Harry glanced around. None of the faces he could see
looked happy. On the contrary, they all looked rather taken-aback at being
addressed as though they were five years old.
“I am very much looking forward
to getting to know you all and I'm sure we'll be very good friends!”
Students
exchanged looks at this; some of them were barely concealing grins.
“I'll be
her friend as long as I don't have to borrow that cardigan,” Parvati whispered
to Lavender, and both of them lapsed into silent giggles.
Professor Umbridge
cleared her throat again (“hem, hem”), but when she continued, some of the
breathiness had vanished from her voice. She sounded much more businesslike and
now her words had a dull learned-by-heart sound to them.
“The Ministry of
Magic has always considered the education of young witches and wizards to be of
vital importance. The rare gifts with which you were born may come to nothing if
not nurtured and honed by careful instruction. The ancient skills unique to the
wizarding community must be passed down the generations lest we lose them for
ever. The treasure trove of magical knowledge amassed by our ancestors must be
guarded, replenished and polished by those who have been called to the noble
profession of teaching.”
Professor Umbridge paused here and made a little bow
to her fellow staff members, none of whom bowed back to her. Professor
McGonagall's dark eyebrows had contracted so that she looked positively
hawklike, and Harry distinctly saw her exchange a significant glance with
Professor Sprout as Umbridge gave another little “hem, hem” and went on with her
speech.
Every headmaster and headmistress o( Hogwarts has brought something
new to the weighty task of governing this historic school, and that is as it
should be, for without progress there will be stagnation and decay. There again,
progress for progress's sake must be discouraged, for our tried and tested
traditions often require no tinkering. A balance, then, between old and new,
between permanence and change, between tradition and innovation...”
Harry
found his attentiveness ebbing, as though his brain was slipping in and out of
tune. The quiet that always filled the Hall when Dumbledore was speaking was
breaking up as students put their heads together, whispering and giggling. Over
on the Ravenclaw table Cho Chang was chatting animatedly with her friends. A few
seats along from Cho, Luna Lovegood had got out The Quibbler again. Meanwhile,
at the Hufflepuff table Ernie Macmillan was one of the few still staring at
Professor Umbridge, but he was glassy-eyed and Harry was sure he was only
pretending to listen in an attempt to live up to the new prefect's badge
gleaming on his chest.
Professor Umbridge did not seem to notice the
restlessness of her audience. Harry had the impression that a full-scale riot
could have broken out under her nose and she would have ploughed on with her
speech. The teachers, however, were still listening very attentively, and
Hermione seemed to be drinking in every word Umbridge spoke, though, judging by
her expression, they were not at all to her taste.
“...because some changes
will be for the better, while others will come, in the fullness of time, to be
recognised as errors of judgement. Meanwhile, some old habits will be retained,
and rightly so, whereas others, outmoded and outworn, must be abandoned. Let us
move forward, then, into a new era of openness, effectiveness and
accountability, intent on preserving what ought to be preserved, perfecting what
needs to be perfected, and pruning wherever we find practices that ought to be
prohibited.”
She sat down. Dumbledore clapped. The staff followed his lead,
though Harry noticed that several of them brought their hands together only once
or twice before stopping. A few students joined in, but most had been taken
unawares by the end of the speech, not having listened to more than a few words
of it, and before they could start applauding properly, Dumbledore had stood up
again.
“Thank you very much, Professor Umbridge, that was most illuminating,”

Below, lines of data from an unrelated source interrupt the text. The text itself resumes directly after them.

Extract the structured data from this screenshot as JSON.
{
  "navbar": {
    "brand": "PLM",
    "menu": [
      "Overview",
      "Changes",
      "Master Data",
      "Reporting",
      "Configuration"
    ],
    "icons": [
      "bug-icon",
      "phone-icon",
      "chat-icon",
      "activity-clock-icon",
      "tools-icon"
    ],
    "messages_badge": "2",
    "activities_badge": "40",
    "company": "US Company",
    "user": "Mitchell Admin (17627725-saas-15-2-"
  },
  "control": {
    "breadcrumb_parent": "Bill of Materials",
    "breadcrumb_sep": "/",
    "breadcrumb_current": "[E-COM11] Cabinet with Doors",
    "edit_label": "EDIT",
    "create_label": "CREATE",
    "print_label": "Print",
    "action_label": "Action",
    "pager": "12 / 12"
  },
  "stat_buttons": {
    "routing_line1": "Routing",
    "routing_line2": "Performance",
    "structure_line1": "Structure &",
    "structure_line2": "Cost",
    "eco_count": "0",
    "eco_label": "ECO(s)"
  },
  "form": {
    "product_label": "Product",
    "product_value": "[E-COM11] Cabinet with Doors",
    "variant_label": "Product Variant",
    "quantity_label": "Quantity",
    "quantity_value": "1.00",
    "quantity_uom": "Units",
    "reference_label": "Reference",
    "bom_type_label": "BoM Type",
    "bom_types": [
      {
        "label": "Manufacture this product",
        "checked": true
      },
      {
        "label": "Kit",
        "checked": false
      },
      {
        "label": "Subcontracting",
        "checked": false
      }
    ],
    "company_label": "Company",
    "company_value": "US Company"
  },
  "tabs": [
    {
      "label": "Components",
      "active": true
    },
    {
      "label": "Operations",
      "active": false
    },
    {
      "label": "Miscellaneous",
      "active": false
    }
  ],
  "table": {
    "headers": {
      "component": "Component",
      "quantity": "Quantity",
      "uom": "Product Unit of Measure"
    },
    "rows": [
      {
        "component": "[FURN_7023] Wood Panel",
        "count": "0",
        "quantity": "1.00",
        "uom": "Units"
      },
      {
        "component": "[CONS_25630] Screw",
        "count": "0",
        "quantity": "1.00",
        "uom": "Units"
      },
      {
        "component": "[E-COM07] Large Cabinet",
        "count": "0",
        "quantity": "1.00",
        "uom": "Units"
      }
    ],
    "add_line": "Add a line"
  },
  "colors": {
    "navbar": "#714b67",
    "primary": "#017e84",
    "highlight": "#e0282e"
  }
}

he said, bowing to her. “Now, as I was saying, Quidditch tryouts will be
held...”
“Yes, it certainly was illuminating,” said Hermione in a low
voice.
“You're not telling me you enjoyed it?” Ron said quietly, turning a
glazed face towards Hermione. That was about the dullest speech I've ever heard,
and I grew up with Percy.”
“I said illuminating, not enjoyable,” said
Hermione. “It explained a lot.”
“Did it?” said Harry in surprise. “Sounded
like a load of waffle to me.”
“There was some important stuff hidden in the
waffle,” said Hermione grimly.
“Was there?” said Ron blankly.
“How about:
"progress for progress's sake must be discouraged"? How about: "pruning wherever
we find practices that ought to be prohibited"?”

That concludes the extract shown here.